Berg and Keraudren spent 10 years making The Dog, interviewing Carmen, the first of his four wives (if you take Wojtowicz at his word, always a risky proposition), his mother, Terry, journalists, former colleagues in the gay rights movement, and one of his former hostages. The portrait that emerges is one of a vulgar opportunist, true, but also of someone who came that close to much wider notoriety
Wojtowicz and Carmen wed in 1966, fresh out of high school (amusingly, both were Chase Manhattan employees). Pro-military, he was drafted and fought in Vietnam. In the Army, he had his first gay experience (with a “hillbilly named Wilbur”); he adopted an antiwar stance following a 1967 rocket attack on Da Nang, which killed most of his battalion.
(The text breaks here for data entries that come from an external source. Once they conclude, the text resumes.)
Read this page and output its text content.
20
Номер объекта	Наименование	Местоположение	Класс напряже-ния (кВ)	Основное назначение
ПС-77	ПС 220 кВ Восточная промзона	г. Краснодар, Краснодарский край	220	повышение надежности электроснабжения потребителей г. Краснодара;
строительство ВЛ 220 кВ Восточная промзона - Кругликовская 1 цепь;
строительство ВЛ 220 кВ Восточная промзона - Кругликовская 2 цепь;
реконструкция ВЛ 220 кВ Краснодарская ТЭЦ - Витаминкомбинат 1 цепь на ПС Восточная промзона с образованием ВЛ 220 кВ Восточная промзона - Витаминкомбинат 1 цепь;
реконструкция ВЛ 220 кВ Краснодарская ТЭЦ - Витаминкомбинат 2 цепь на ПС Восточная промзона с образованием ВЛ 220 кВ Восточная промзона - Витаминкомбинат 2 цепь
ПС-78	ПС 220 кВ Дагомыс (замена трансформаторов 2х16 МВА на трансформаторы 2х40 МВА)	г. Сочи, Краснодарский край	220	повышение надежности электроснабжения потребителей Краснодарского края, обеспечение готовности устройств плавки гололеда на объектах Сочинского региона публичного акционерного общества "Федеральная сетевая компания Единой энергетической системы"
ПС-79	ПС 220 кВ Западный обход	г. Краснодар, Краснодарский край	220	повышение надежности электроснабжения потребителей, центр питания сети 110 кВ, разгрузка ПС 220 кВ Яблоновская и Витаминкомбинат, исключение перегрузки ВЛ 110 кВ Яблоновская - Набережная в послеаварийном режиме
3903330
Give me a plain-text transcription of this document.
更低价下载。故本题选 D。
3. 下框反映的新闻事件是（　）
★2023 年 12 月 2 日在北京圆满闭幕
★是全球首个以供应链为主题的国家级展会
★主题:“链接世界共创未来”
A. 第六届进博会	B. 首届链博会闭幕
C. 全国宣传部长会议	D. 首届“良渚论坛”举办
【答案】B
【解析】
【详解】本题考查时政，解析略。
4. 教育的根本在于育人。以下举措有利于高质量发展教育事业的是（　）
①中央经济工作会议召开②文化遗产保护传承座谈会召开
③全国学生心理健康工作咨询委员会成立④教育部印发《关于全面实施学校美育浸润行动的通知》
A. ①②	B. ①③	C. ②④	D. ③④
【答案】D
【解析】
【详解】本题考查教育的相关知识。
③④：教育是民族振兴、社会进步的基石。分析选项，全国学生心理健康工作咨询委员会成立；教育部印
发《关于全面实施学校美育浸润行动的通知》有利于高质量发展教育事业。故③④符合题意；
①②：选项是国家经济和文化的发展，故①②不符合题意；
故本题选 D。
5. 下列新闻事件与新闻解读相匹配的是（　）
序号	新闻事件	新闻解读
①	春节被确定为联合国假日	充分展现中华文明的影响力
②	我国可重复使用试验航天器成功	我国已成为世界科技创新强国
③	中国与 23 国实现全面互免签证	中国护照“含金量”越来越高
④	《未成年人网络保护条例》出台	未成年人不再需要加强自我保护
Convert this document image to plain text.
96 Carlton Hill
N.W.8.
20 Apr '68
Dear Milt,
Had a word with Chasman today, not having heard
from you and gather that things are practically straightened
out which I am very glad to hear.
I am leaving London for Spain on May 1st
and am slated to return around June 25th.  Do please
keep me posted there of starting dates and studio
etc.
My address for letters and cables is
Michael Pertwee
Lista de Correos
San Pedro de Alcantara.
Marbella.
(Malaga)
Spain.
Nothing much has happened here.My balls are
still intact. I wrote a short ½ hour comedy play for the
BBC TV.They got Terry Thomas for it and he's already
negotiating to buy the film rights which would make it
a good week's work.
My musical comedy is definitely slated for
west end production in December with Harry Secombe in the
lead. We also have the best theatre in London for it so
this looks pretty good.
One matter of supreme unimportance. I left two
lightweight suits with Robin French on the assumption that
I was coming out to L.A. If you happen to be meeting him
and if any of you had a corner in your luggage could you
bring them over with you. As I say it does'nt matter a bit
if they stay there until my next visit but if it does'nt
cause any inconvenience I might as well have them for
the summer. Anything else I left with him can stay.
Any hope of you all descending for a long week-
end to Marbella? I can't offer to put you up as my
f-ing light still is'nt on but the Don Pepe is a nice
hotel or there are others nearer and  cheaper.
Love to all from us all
But it was after he returned home that Wojtowicz started making waves. He split with Carmen in 1969, later misremembering the date (June 20) as the day of the moon landing. He joined New York’s Gay Activist Alliance but was more interested in getting laid than pushing legislation. During this time, he met and eventually “married” Aron/Eden, and though against the idea of a sex change, Wojtowicz struck upon the idea of robbing a bank to pay for it, hopefully ending Aron’s self-destructive behavior.
To recap: Wojtowicz and Aron were gay-married … in 1971. Wojtowicz robbed a bank to pay for a sex change operation for his gay husband … in 1972. Archival footage of on-scene interviews bears out the surrealism of the situation, with a police spokesman clearly dumbfounded at both the questions he’s being asked and the answers he’s giving. Only the absence of TV helicopters and CNN kept this from turning into the 1970s version of the Bronco chase, while Wojtowicz’s own bluntness and lack of media savvy prevented him from cashing in on his infamy à la Henry Hill or Danny Trejo.
The self-described “Dog” of the doc was many things (manipulative, fiercely loyal, perpetually aroused), but he wasn’t naive. And perhaps it was his distrust of the system and refusal to kneel to others’ expectations that kept him in relative obscurity. From all indications, he was fine with that.